An excerpt from the USGS Science Features blog
Based on the passage, what was one of the major causes of the landslide?
  1. Homes built in an area known for landslide activity
  2. Higher than average precipitation in the area
  3. The blocking of the North Fork Stillaguamish River
  4. The extensive range of the landslide activity
The passage explains the size and scope of the landslide to help explain what?
  • Sample answer: The passage explains the size and scope to explain the impact of the landslide and help people understand why so many homes and lives were lost.
Had the landslide followed a more traditional path and range, its impact would have been greater.
  1. True
  2. False
Based on the passage's description of the landslide, what effect will it have on the future of the people and homes in the path of the landslide?
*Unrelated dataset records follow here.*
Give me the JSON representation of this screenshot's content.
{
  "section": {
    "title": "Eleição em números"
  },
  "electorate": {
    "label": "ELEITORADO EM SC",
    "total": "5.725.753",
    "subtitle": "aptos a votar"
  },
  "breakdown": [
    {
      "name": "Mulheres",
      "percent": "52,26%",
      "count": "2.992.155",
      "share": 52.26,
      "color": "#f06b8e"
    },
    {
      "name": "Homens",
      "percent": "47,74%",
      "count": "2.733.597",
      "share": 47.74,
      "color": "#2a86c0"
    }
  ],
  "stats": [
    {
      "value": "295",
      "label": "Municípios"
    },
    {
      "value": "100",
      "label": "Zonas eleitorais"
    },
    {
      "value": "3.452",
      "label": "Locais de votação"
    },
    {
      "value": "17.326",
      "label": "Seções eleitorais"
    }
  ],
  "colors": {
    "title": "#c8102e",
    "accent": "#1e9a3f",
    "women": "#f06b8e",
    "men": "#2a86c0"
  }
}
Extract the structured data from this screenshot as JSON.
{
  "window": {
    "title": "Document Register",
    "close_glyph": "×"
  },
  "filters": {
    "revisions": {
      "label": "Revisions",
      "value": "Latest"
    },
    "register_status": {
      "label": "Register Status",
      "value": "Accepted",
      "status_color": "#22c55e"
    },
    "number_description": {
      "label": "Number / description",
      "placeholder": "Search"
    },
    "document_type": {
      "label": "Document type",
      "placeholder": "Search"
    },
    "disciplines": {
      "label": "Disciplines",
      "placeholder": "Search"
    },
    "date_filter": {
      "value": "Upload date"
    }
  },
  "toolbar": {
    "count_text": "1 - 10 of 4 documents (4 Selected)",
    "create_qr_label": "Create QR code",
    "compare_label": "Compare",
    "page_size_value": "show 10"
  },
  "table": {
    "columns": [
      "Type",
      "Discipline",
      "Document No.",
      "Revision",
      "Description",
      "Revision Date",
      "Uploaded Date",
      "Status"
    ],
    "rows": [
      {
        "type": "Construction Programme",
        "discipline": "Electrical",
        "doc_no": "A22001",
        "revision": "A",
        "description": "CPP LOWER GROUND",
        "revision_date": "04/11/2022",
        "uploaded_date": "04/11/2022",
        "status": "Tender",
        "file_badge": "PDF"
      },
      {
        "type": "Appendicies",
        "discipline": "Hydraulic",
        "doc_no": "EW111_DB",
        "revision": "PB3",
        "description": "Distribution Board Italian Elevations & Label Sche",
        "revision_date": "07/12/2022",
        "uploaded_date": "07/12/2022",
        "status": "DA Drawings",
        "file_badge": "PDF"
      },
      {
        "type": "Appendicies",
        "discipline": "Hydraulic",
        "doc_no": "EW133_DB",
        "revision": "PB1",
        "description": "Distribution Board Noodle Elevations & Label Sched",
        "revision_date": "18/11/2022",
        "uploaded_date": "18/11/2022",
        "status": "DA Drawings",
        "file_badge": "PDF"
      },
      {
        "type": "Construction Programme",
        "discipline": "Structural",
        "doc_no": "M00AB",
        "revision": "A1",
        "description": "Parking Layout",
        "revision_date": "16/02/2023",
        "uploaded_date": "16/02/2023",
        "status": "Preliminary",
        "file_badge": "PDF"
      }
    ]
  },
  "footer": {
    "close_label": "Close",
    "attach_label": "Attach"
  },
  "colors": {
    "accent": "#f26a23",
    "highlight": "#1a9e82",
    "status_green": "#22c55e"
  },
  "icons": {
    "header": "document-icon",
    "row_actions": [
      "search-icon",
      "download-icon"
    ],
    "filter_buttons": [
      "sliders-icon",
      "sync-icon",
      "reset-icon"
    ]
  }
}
  • Sample answer: The landslide destroyed 30 homes and killed multiple people. The landslide will have long-term effects because the people will have to get over the loss of loved ones and will also have to buy new homes.
Another article on the landslide reads...
"People living in the tiny village destroyed by a mudslide knew there was a "high risk" of slides, a local official said Tuesday.

"This entire year we have pushed message after message that there's a high risk of landslides," said John Pennington, director of Snohomish County Emergency Management. "The dangers and the risks are known."

Does the passage from the USGS support this quote?
  • Sample answer: Yes, it supports the quote because it says that the area was known to be prone to landslides.